Many different solid supports are currently used commercially for separation or solid phase synthesis, and many more have been described in various patents and publications. In general, the efficiency of a solid phase synthesis and separation processes depends on the surface area of the solid phase material. Porous materials offer the advantage of higher surface area per unit volume than the corresponding full density solids, permitting vastly improved synthesis and separation performance per unit volume of solid material.
One popular solid support is made from glass or silica, typically in the form of beads. Glass beads have several desirable properties. For example, they are inert to most (although not all) chemical reactions, and they are not easily crushed. Glass has many surface hydroxyl groups that can be used as "chemical handles" to join molecular fragments to the glass. Glass is fundamentally inexpensive, and technology has developed that can make glass beads highly porous, so that the beads have a high surface area/volume ratio.

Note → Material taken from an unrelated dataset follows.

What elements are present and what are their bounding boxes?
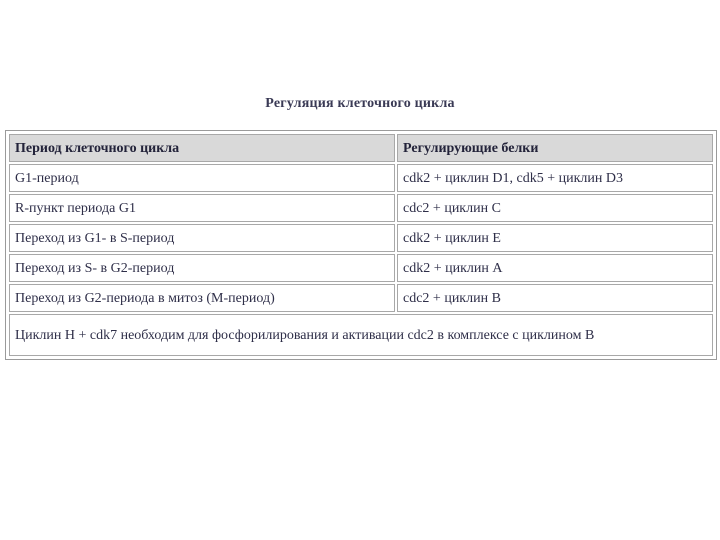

However, glass beads are also rather brittle, and thus not very stable to mechanical action. When placed into a container with a mechanical stirrer, small pieces of the beads typically chip away, and these small pieces (commonly termed "fines") may find their way into the filtration equipment that is used to separate the beads from the spent reaction solutions. These fines can clog the filtration equipment, and thus present a continuing maintenance problem.
Although there are a large number of organic polymers, in the form of beads, membranes or monoliths, that are not brittle, thereby providing researchers with a potential means for solving the "fines" problem associated with glass beads, identifying an organic-based solid support with the correct balance of properties has proven to be a significant challenge. Typical methods to functionalize an organic polymer, i.e., provide the "chemical handles" that are needed to allow the polymer to serve as a solid-phase synthesis support or chromatography media, are rather harsh and lead to undesirable degradation of the polymer.
There is thus a need in the art for solid-phase supports for synthesis and separations which overcome the disadvantages of the prior art materials. The present invention fulfills this need and provides further related advantages as described herein.